As Buckingham, Stopford affected an upper-class British accent. He claimed to be the son of diplomats who died in a plane crash in Egypt in 1982. He also claimed to have attended Harrow School and Cambridge University, and to be the owner of a manor house. Beginning in 1997, he adopted the title 'Earl of Buckingham', a peerage that has been extinct since 1687, and claimed to have a seat in the House of Lords. He had stationery which bore the moniker 'Lord Buckingham' and a Buckingham coat of arms which had last been held in the early 1700s.

He met Jody Hussey, a 19 year old Canadian student, while in West Germany in 1984. They married on December 7, 1984, at Watford Registry Office.

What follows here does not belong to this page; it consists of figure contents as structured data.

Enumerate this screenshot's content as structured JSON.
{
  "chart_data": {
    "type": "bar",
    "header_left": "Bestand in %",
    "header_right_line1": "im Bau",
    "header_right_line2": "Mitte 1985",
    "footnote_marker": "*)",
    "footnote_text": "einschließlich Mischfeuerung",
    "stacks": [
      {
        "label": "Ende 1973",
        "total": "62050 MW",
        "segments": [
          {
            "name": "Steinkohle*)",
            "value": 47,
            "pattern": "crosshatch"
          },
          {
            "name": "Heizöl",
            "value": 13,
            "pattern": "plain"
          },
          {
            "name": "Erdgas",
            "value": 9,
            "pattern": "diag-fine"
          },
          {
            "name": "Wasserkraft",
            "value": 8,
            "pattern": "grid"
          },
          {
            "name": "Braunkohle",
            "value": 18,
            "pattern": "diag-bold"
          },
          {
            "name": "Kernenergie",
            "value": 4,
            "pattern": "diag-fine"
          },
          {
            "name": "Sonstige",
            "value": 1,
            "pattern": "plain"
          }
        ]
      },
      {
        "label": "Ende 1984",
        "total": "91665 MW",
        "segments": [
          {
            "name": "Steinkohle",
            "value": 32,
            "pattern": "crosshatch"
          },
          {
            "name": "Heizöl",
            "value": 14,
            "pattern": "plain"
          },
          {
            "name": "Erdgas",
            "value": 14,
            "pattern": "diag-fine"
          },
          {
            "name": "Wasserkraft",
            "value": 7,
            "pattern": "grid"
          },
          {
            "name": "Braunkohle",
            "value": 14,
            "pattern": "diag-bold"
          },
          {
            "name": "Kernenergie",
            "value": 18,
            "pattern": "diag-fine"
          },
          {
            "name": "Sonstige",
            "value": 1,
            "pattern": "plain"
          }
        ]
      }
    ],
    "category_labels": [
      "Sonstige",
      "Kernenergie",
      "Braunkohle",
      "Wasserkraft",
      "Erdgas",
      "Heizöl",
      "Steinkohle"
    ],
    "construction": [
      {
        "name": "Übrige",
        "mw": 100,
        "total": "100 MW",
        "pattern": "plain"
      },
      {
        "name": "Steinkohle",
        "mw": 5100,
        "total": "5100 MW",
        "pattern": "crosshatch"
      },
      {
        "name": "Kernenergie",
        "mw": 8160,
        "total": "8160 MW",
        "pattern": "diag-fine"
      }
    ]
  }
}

They had two children, Lindsey and Edward, before divorcing in 1997.

Stopford lived in both England and Germany, where he rented an apartment in Hohentengen. He was working as an information technology security consultant in Switzerland at the time of his arrest.

Stopford is also known to have used the names Hans Peter Schmidt and Alexi Romanov.

==Arrest and identification==
Whilst attempting to enter England from France in January 2005, Stopford was arrested when a passport check found that his personal information matched with that of a deceased infant. Stopford refused to reveal his true identity and nationality, leading to tabloid speculation he could have been a fugitive or a former East German spy. In an effort to determine Stopford's nationality, a recording of his police interview was sent to several forensic speech experts who analyzed his speech patterns and concluded he was likely American. On 11 October he pleaded guilty to making an untrue statement to obtain a passport. He was convicted of passport fraud and sentenced to 22 months in HM Prison Elmley. His sentence was reduced to 9 months on appeal and he was released into the custody of the UK Immigration Service in February 2006.

Stopford was identified when his family recognized him from a photograph in a news story and contacted British authorities. His identity was confirmed by a fingerprint check. He was deported from the United Kingdom and returned to Florida in July 2006. Stopford reunited with his family but claimed not to remember his past due to having suffered amnesia as a result of a car accident in 2002.

==In media==
The Stopford case was the subject of the Sky One documentary The Real Jackal and was featured in the BBC Three series Bizarre Crimes. Stopford's daughter wrote an article about her father, which was published in Cosmopolitan Magazine.